R-426[1] Revista Acordam no Supremo Tribunal de Justiça AA, intentou, em 8.12.2008, pelo Tribunal Judicial da Comarca da ... – 1º Juízo – acção declarativa de condenação com processo comum e forma ordinária, contra: - BB - CC Pedindo para: 1) Ser reconhecida à Autora a sua qualidade de herdeira; 2) Serem as fracções autónomas identificadas nos artigos 5. ° e 17. ° da petição inicial restituídas à herança aberta por óbito de DD; 3) Ser a escritura pública de compra e venda celebrada em 04 de Agosto de 2005, no Cartório Notarial a cargo do Notário EE, cujo objecto foram as referidas fracções autónomas, declarada nula e de nenhum efeito, por simulação, nos termos do disposto no n.° 2 do artigo 240.° do Código Civil; 4) Ser ordenado o cancelamento dos registos efectuados junto da Conservatória do Registo Predial da ... e do averbamento efectuado na Repartição de Finanças da ..., com base nos actos cuja declaração de nulidade se pede.

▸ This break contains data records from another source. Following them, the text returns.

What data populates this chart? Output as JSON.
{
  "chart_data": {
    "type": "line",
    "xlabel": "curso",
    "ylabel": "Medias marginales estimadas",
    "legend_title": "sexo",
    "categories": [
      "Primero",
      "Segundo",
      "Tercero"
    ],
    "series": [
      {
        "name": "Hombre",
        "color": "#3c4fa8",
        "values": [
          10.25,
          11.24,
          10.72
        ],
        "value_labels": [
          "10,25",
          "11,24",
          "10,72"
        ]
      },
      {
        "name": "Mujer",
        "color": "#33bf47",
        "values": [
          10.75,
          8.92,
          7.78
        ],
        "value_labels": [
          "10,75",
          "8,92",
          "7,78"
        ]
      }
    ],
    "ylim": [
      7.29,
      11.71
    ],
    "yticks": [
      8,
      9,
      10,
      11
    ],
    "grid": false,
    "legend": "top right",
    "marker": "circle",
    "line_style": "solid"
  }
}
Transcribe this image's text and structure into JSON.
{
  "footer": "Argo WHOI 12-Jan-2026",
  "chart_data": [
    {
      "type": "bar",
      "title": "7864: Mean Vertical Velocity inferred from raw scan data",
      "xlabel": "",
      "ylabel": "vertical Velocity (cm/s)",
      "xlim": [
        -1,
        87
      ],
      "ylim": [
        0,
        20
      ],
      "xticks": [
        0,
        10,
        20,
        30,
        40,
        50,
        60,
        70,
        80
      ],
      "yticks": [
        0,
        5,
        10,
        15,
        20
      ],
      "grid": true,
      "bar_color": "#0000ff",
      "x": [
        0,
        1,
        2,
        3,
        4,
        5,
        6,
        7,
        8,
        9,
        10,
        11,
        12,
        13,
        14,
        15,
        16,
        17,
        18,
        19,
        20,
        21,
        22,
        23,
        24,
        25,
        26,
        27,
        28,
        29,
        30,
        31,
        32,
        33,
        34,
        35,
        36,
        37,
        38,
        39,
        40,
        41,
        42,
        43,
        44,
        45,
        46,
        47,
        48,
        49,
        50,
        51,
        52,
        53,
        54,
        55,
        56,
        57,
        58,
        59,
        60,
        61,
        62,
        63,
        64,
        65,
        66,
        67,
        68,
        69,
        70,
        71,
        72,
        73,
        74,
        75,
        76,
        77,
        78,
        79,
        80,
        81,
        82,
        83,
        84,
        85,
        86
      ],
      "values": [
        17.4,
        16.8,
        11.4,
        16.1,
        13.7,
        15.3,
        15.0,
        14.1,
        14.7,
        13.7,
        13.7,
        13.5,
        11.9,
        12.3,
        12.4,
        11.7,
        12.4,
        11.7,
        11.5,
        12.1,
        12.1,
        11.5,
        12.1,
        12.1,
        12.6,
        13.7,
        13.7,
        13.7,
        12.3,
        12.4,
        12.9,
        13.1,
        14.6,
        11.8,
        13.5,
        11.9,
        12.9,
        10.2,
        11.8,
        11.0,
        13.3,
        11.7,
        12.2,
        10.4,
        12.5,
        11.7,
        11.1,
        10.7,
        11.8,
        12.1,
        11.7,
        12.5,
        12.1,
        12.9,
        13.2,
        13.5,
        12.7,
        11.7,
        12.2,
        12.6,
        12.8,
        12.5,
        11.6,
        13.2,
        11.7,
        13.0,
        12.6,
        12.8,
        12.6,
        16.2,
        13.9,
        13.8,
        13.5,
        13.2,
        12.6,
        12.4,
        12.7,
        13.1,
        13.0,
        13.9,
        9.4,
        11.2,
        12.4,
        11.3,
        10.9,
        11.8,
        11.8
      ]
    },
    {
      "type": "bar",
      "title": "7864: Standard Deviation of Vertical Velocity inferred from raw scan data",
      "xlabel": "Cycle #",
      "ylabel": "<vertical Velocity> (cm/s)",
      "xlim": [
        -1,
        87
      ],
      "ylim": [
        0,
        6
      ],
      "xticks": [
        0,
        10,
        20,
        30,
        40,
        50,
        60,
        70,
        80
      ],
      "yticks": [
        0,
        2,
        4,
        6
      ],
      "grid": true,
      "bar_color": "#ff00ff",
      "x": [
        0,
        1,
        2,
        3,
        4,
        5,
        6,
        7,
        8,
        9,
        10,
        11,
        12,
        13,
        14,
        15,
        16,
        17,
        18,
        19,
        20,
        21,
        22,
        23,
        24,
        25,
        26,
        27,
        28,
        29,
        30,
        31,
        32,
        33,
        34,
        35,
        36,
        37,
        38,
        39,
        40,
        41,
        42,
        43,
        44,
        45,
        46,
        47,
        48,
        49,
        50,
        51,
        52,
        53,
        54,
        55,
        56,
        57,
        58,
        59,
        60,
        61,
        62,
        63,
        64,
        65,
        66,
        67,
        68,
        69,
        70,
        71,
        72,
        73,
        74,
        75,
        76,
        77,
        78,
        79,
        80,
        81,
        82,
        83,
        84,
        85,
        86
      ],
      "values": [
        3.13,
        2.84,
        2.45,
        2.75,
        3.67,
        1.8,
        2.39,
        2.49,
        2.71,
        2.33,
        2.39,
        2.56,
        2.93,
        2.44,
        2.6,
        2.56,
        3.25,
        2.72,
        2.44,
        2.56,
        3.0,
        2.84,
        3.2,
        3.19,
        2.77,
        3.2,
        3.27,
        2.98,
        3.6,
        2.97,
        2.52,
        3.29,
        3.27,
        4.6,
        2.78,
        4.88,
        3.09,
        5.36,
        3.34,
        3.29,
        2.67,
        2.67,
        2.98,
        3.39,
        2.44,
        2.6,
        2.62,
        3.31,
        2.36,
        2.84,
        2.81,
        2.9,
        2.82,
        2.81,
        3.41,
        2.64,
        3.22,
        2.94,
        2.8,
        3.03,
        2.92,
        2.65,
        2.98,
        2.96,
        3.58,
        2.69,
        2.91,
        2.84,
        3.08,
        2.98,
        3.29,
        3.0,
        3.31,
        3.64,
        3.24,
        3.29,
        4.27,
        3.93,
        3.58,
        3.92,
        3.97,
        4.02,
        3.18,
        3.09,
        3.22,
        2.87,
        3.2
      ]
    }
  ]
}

Subsidiariamente, formulou a Autora pedido no sentido de: 5) Ser declarada a ineficácia da escritura pública de compra e venda celebrada em 04 de Agosto de 2005, no Cartório Notarial a cargo do Notário EE, cujo objecto foram as mencionadas fracções autónomas, por abuso de representação, nos termos do disposto no artigo 269.° do Código Civil; 6) Ser ordenado o cancelamento dos registos efectuados junto da Conservatória do Registo Predial da ... e do averbamento efectuado na Repartição de Finanças da ..., com base nos actos cuja declaração de ineficácia se pede.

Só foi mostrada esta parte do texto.